The boy no longer hesitated.
Swiftly, with great deer-like leaps, he covered the distance to the edge of the water hole.
So sudden was the action that the great cats, their eyes fastened on the least movement of Polulu, were taken completely by surprise.
Bomba flung himself on the ground and had drunk great draughts of the clear cold water before they fairly grasped the situation.
Here was a new enemy. An enemy easier to fight than Polulu. Their hair began to bristle and they commenced to creep forward, their bodies, still close to the ground, moving almost as sinuously as so many snakes.
Polulu roared fiercely and struck at the nearest puma, raking him with his sharp claws from shoulder to thigh.

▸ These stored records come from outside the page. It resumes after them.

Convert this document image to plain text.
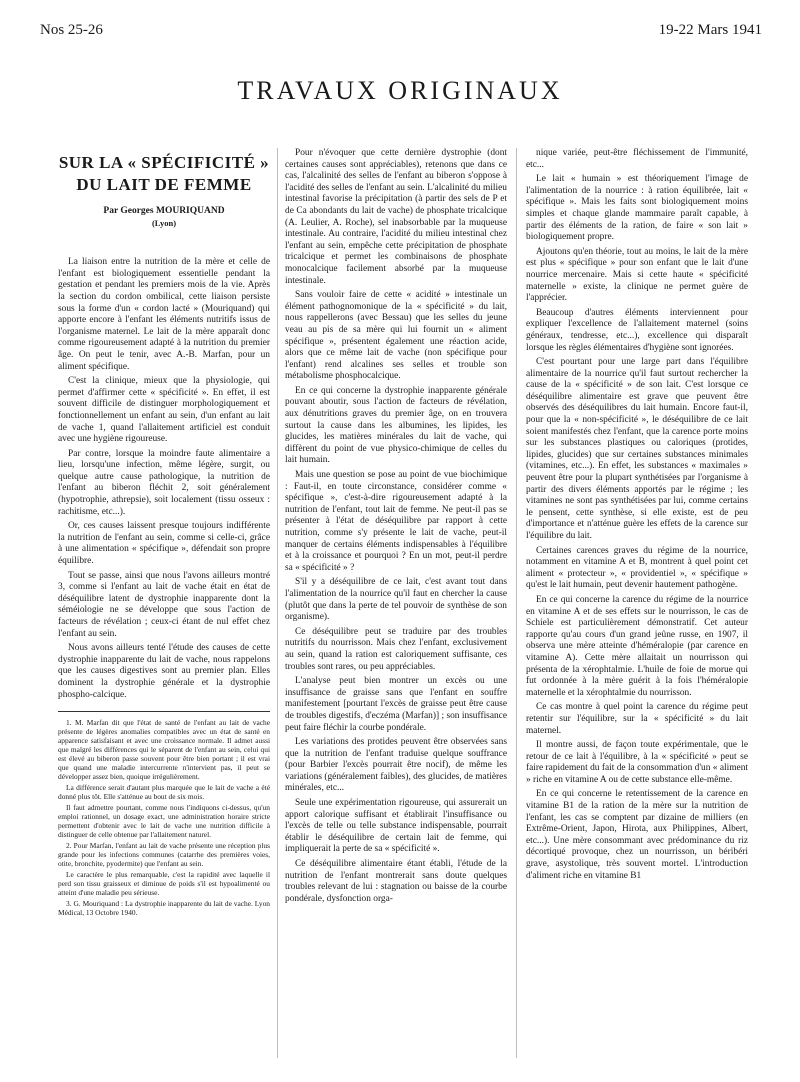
Nos 25-26	19-22 Mars 1941
TRAVAUX ORIGINAUX
SUR LA « SPÉCIFICITÉ »
DU LAIT DE FEMME
Par Georges MOURIQUAND
(Lyon)

La liaison entre la nutrition de la mère et celle de l'enfant est biologiquement essentielle pendant la gestation et pendant les premiers mois de la vie. Après la section du cordon ombilical, cette liaison persiste sous la forme d'un « cordon lacté » (Mouriquand) qui apporte encore à l'enfant les éléments nutritifs issus de l'organisme maternel. Le lait de la mère apparaît donc comme rigoureusement adapté à la nutrition du premier âge. On peut le tenir, avec A.-B. Marfan, pour un aliment spécifique.

C'est la clinique, mieux que la physiologie, qui permet d'affirmer cette « spécificité ». En effet, il est souvent difficile de distinguer morphologiquement et fonctionnellement un enfant au sein, d'un enfant au lait de vache 1, quand l'allaitement artificiel est conduit avec une hygiène rigoureuse.

Par contre, lorsque la moindre faute alimentaire a lieu, lorsqu'une infection, même légère, surgit, ou quelque autre cause pathologique, la nutrition de l'enfant au biberon fléchit 2, soit généralement (hypotrophie, athrepsie), soit localement (tissu osseux : rachitisme, etc...).

Or, ces causes laissent presque toujours indifférente la nutrition de l'enfant au sein, comme si celle-ci, grâce à une alimentation « spécifique », défendait son propre équilibre.

Tout se passe, ainsi que nous l'avons ailleurs montré 3, comme si l'enfant au lait de vache était en état de déséquilibre latent de dystrophie inapparente dont la séméiologie ne se développe que sous l'action de facteurs de révélation ; ceux-ci étant de nul effet chez l'enfant au sein.

Nous avons ailleurs tenté l'étude des causes de cette dystrophie inapparente du lait de vache, nous rappelons que les causes digestives sont au premier plan. Elles dominent la dystrophie générale et la dystrophie phospho-calcique.

1. M. Marfan dit que l'état de santé de l'enfant au lait de vache présente de légères anomalies compatibles avec un état de santé en apparence satisfaisant et avec une croissance normale. Il admet aussi que malgré les différences qui le séparent de l'enfant au sein, celui qui est élevé au biberon passe souvent pour être bien portant ; il est vrai que quand une maladie intercurrente n'intervient pas, il peut se développer assez bien, quoique irrégulièrement.

La différence serait d'autant plus marquée que le lait de vache a été donné plus tôt. Elle s'atténue au bout de six mois.

Il faut admettre pourtant, comme nous l'indiquons ci-dessus, qu'un emploi rationnel, un dosage exact, une administration horaire stricte permettent d'obtenir avec le lait de vache une nutrition difficile à distinguer de celle obtenue par l'allaitement naturel.

2. Pour Marfan, l'enfant au lait de vache présente une réception plus grande pour les infections communes (catarrhe des premières voies, otite, bronchite, pyodermite) que l'enfant au sein.

Le caractère le plus remarquable, c'est la rapidité avec laquelle il perd son tissu graisseux et diminue de poids s'il est hypoalimenté ou atteint d'une maladie peu sérieuse.

3. G. Mouriquand : La dystrophie inapparente du lait de vache. Lyon Médical, 13 Octobre 1940.

Pour n'évoquer que cette dernière dystrophie (dont certaines causes sont appréciables), retenons que dans ce cas, l'alcalinité des selles de l'enfant au biberon s'oppose à l'acidité des selles de l'enfant au sein. L'alcalinité du milieu intestinal favorise la précipitation (à partir des sels de P et de Ca abondants du lait de vache) de phosphate tricalcique (A. Leulier, A. Roche), sel inabsorbable par la muqueuse intestinale. Au contraire, l'acidité du milieu intestinal chez l'enfant au sein, empêche cette précipitation de phosphate tricalcique et permet les combinaisons de phosphate monocalcique facilement absorbé par la muqueuse intestinale.

Sans vouloir faire de cette « acidité » intestinale un élément pathognomonique de la « spécificité » du lait, nous rappellerons (avec Bessau) que les selles du jeune veau au pis de sa mère qui lui fournit un « aliment spécifique », présentent également une réaction acide, alors que ce même lait de vache (non spécifique pour l'enfant) rend alcalines ses selles et trouble son métabolisme phosphocalcique.

En ce qui concerne la dystrophie inapparente générale pouvant aboutir, sous l'action de facteurs de révélation, aux dénutritions graves du premier âge, on en trouvera surtout la cause dans les albumines, les lipides, les glucides, les matières minérales du lait de vache, qui diffèrent du point de vue physico-chimique de celles du lait humain.

Mais une question se pose au point de vue biochimique : Faut-il, en toute circonstance, considérer comme « spécifique », c'est-à-dire rigoureusement adapté à la nutrition de l'enfant, tout lait de femme. Ne peut-il pas se présenter à l'état de déséquilibre par rapport à cette nutrition, comme s'y présente le lait de vache, peut-il manquer de certains éléments indispensables à l'équilibre et à la croissance et pourquoi ? En un mot, peut-il perdre sa « spécificité » ?

S'il y a déséquilibre de ce lait, c'est avant tout dans l'alimentation de la nourrice qu'il faut en chercher la cause (plutôt que dans la perte de tel pouvoir de synthèse de son organisme).

Ce déséquilibre peut se traduire par des troubles nutritifs du nourrisson. Mais chez l'enfant, exclusivement au sein, quand la ration est caloriquement suffisante, ces troubles sont rares, ou peu appréciables.

L'analyse peut bien montrer un excès ou une insuffisance de graisse sans que l'enfant en souffre manifestement [pourtant l'excès de graisse peut être cause de troubles digestifs, d'eczéma (Marfan)] ; son insuffisance peut faire fléchir la courbe pondérale.

Les variations des protides peuvent être observées sans que la nutrition de l'enfant traduise quelque souffrance (pour Barbier l'excès pourrait être nocif), de même les variations (généralement faibles), des glucides, de matières minérales, etc...

Seule une expérimentation rigoureuse, qui assurerait un apport calorique suffisant et établirait l'insuffisance ou l'excès de telle ou telle substance indispensable, pourrait établir le déséquilibre de certain lait de femme, qui impliquerait la perte de sa « spécificité ».

Ce déséquilibre alimentaire étant établi, l'étude de la nutrition de l'enfant montrerait sans doute quelques troubles relevant de lui : stagnation ou baisse de la courbe pondérale, dysfonction orga-

nique variée, peut-être fléchissement de l'immunité, etc...

Le lait « humain » est théoriquement l'image de l'alimentation de la nourrice : à ration équilibrée, lait « spécifique ». Mais les faits sont biologiquement moins simples et chaque glande mammaire paraît capable, à partir des éléments de la ration, de faire « son lait » biologiquement propre.

Ajoutons qu'en théorie, tout au moins, le lait de la mère est plus « spécifique » pour son enfant que le lait d'une nourrice mercenaire. Mais si cette haute « spécificité maternelle » existe, la clinique ne permet guère de l'apprécier.

Beaucoup d'autres éléments interviennent pour expliquer l'excellence de l'allaitement maternel (soins généraux, tendresse, etc...), excellence qui disparaît lorsque les règles élémentaires d'hygiène sont ignorées.

C'est pourtant pour une large part dans l'équilibre alimentaire de la nourrice qu'il faut surtout rechercher la cause de la « spécificité » de son lait. C'est lorsque ce déséquilibre alimentaire est grave que peuvent être observés des déséquilibres du lait humain. Encore faut-il, pour que la « non-spécificité », le déséquilibre de ce lait soient manifestés chez l'enfant, que la carence porte moins sur les substances plastiques ou caloriques (protides, lipides, glucides) que sur certaines substances minimales (vitamines, etc...). En effet, les substances « maximales » peuvent être pour la plupart synthétisées par l'organisme à partir des divers éléments apportés par le régime ; les vitamines ne sont pas synthétisées par lui, comme certains le pensent, cette synthèse, si elle existe, est de peu d'importance et n'atténue guère les effets de la carence sur l'équilibre du lait.

Certaines carences graves du régime de la nourrice, notamment en vitamine A et B, montrent à quel point cet aliment « protecteur », « providentiel », « spécifique » qu'est le lait humain, peut devenir hautement pathogène.

En ce qui concerne la carence du régime de la nourrice en vitamine A et de ses effets sur le nourrisson, le cas de Schiele est particulièrement démonstratif. Cet auteur rapporte qu'au cours d'un grand jeûne russe, en 1907, il observa une mère atteinte d'héméralopie (par carence en vitamine A). Cette mère allaitait un nourrisson qui présenta de la xérophtalmie. L'huile de foie de morue qui fut ordonnée à la mère guérit à la fois l'héméralopie maternelle et la xérophtalmie du nourrisson.

Ce cas montre à quel point la carence du régime peut retentir sur l'équilibre, sur la « spécificité » du lait maternel.

Il montre aussi, de façon toute expérimentale, que le retour de ce lait à l'équilibre, à la « spécificité » peut se faire rapidement du fait de la consommation d'un « aliment » riche en vitamine A ou de cette substance elle-même.

En ce qui concerne le retentissement de la carence en vitamine B1 de la ration de la mère sur la nutrition de l'enfant, les cas se comptent par dizaine de milliers (en Extrême-Orient, Japon, Hirota, aux Philippines, Albert, etc...). Une mère consommant avec prédominance du riz décortiqué provoque, chez un nourrisson, un béribéri grave, asystolique, très souvent mortel. L'introduction d'aliment riche en vitamine B1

With a horrible scream of rage and pain, the wounded puma sprang at Polulu. But the old puma was quicker than the young one. His powerful jaws clamped about the throat of his adversary and worked savagely. No amount of thrashing about or raking with claws could shake off that grip.
The other pumas, temporarily daunted by the terrible punishment that Polulu was inflicting, began to creep toward Bomba.
The lad raised his revolver and pressed the trigger. The bullet sped straight and true, pierced the eye of the nearest puma and penetrated to the brain.
The stricken beast leaped into the air and then fell sprawling upon the ground.